Tanto premesso, va ricordato che, già nel vigore del R.D.L. n. 1422 del 1924, art. 80, e ancor più dopo la riformulazione della disciplina dell’indebito ad opera della L. n. 88 del 1989, art. 52 la giurisprudenza di questa Corte si è orientata nel senso di ritenere che il dolo del pensionato, pur non potendo aprioristicamente considerarsi presunto sulla base della semplice silenzio, deve tuttavia ritenersi sussistente allorchè questi abbia disatteso l’obbligo legale di comunicare all’INPS determinate circostanze rilevanti ai fini della sussistenza e della misura del diritto a pensione (cfr., fra le tante, Cass. n. 4849 del 1986): più precisamente, si è affermato che il comportamento omissivo dell’assicurato è dalla legge equiparato al dolo, consentendo pertanto l’incondizionata ripetibilità delle somme indebitamente percepite, nei casi in cui la corresponsione di prestazioni non dovute dipenda dall’inosservanza di obblighi di comunicazione prescritti da specifiche norme di legge ovvero dall’indisponibilità, per l’ente erogante, delle informazioni necessarie ad accertare da solo la ricorrenza dei fatti occultati e decisivi ai fini dell’attribuzione o della conservazione del diritto, mentre omissioni e reticenze non rilevano nei casi in cui le situazioni ostative all’erogazione siano note all’ente previdenziale ovvero siano da esso conoscibili facendo uso della diligenza richiestagli dalla sua qualità di soggetto erogatore della prestazione, dal momento che, in questi casi invero, il comportamento omissivo del percipiente, ancorchè in malafede, non è determinante della indebita erogazione e non può dunque costituire ragione di addebito della stessa (così, in specie, Cass. n. 11498 del 1996).

E’ alla stregua di tale orientamento consolidato che la Corte costituzionale ha rilevato come, nell’ambito dell’ordinamento previdenziale, sia individuabile un principio di settore che riguarda il tema dell’indebito ed implica, sia pure in termini bisognosi di specificazione in rapporto alle varie ipotesi di prestazioni, che, diversamente dalla regola generale di incondizionata ripetibilità dell’indebito posta dall’art. 2033 c.c., trovi applicazione la diversa regola, propria di tale sottosistema normativo, che esclude la ripetizione in presenza di una situazione di fatto avente come minimo comun denominatore la non addebitabilità al percipiente della erogazione non dovuta (cfr. in tal senso Corte cost. n. 431 del 1993).
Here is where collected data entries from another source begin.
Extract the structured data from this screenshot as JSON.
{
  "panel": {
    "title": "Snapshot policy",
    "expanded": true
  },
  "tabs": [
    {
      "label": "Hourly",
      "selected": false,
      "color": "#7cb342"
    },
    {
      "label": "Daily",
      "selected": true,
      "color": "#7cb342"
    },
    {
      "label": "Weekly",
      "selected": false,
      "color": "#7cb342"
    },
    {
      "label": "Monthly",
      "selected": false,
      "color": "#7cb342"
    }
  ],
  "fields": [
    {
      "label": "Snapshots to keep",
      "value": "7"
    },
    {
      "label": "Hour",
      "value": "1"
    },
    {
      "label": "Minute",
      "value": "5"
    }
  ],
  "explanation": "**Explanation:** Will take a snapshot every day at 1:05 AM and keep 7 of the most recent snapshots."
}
Prova ne sia che lo stesso giudice delle leggi non ha mancato di rilevare che, quando ricorra tale ipotesi, diventa irrilevante l’accertamento in punto di fatto del dolo dell’interessato: come si legge nella sentenza n. 166 del 1996, “l’irrilevanza dello stato di buona o mala fede si argomenta indirettamente dal principio – ora esplicitato dalla L. n. 412 del 1991, art. 13, comma 1, – secondo cui nel caso di omessa o incompleta segnalazione da parte del pensionato di fatti incidenti sul diritto o sulla misura della pensione, che non siano già conosciuti dall’ente competente, le somme indebitamente percepite sono ripetibili per questo solo fatto, indipendentemente dalla prova della mala fede dell’interessato (che sarà rilevante, ai sensi dell’art. 2033 c.c., solo ai fini del diritto agli interessi dal giorno del pagamento). Simmetricamente, la medesima regola di irrilevanza dell’elemento soggettivo deve valere nell’ipotesi inversa all’effetto della non ripetibilità”.

Così ricostruito il tessuto normativo, per come interpretato dalla giurisprudenza di questa Corte e dalle pronunce del giudice delle leggi, deve concludersi che la sentenza impugnata meriti la censura mossale.
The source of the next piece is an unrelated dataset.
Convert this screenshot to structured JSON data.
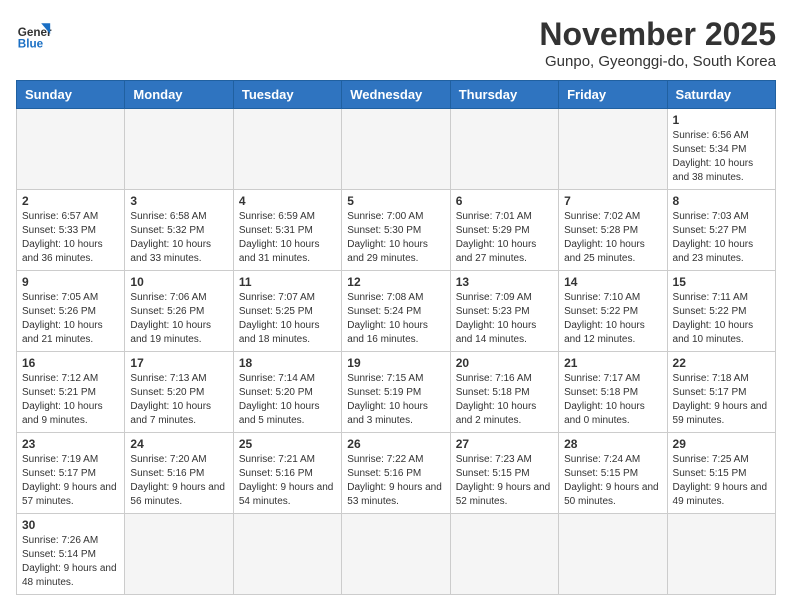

Ragioni di sistematica dell’ordinamento previdenziale (già esplicitate da Cass. n. 18569 del 2008 e rimarcate da Cass. n. 20054 del 2016) impongono infatti di ritenere che il dolo che, a norma della L. n. 662 del 1996, art. 1, comma 263, (nel testo sostituito dalla L. n. 448 del 1998, art. 63), e L. n. 448 del 2001, art. 38,comma 10, consente la ripetibilità dell’indebito nei confronti degli eredi del pensionato non sia altra cosa dal dolo che tale ripetibilità consente anche nei confronti del pensionato medesimo, dovendo anche in tali casi trovare applicazione il principio generale di settore secondo cui è equiparata al dolo l’inosservanza di obblighi di comunicazione prescritti da specifiche norme di legge di fatti e circostanze incidenti sul diritto o sulla misura della pensione che non siano conosciuti dall’ente competente. Nè può rilevare in contrario la circostanza che la L. n. 412 del 1991, art. 13, comma 1, sia stato dichiarato costituzionalmente illegittimo nella parte in cui è applicabile anche ai rapporti sorti precedentemente alla data della sua entrata in vigore o comunque pendenti alla stessa data (Corte cost. n. 39 del 1993): in disparte il fatto che la stessa Corte costituzionale, nella citata sentenza n. 166 del 1996, si è riferita alla disposizione ult. cit. come esplicitante un principio già immanente all’ordinamento previdenziale, l’anzidetta conclusione discende dall’interpretazione dianzi ricostruita delle disposizioni già contenute nel R.D.L. n. 1422 del 1924, art. 80, e L. n. 88 del 1989, art. 52 per come affermatasi nella costante giurisprudenza di questa Corte, e avvalora piuttosto la conclusione che la portata innovativa della L. n. 412 del 1991, art. 13, comma 1, come tale destinata ad operare all’indomani della sua entrata in vigore, concerna piuttosto l’imposizione al pensionato di un più ampio obbligo di collaborazione nella segnalazione di “fatti incidenti sul diritto o sulla misura della pensione goduta, che non siano già conosciuti dall’ente competente”, da ricondurre al generale dovere di correttezza nell’attuazione del rapporto obbligatorio di cui all’art. 1175 c.c..

Vale piuttosto la pena di soggiungere che l’equiparazione al dolo dell’omessa comunicazione, prescritta da norme di legge, di fatti e circostanze incidenti sul diritto e la misura della pensione non appare prima facie suscettibile di censure d’incostituzionalità per irragionevole disparità di trattamento di situazioni ontologicamente differenti, atteso che il dolo ben può atteggiarsi quale dolo omissivo, cioè come volontà illuminata dalla consapevolezza del significato socialmente rilevante del mantenimento della situazione esistente.

Il ricorso, pertanto, va accolto e, cassata la sentenza impugnata, la causa va rinviata alla Corte d’appello di Genova, in diversa composizione, che provvederà anche sulle spese del giudizio di cassazione.

PQM

La Corte accoglie il ricorso. Cassa la sentenza impugnata e rinvia la causa alla Corte d’appello di Genova, in diversa composizione, che provvederà anche sulle spese del giudizio di cassazione.

Così deciso in Roma, nella Camera di consiglio, il 3 ottobre 2017.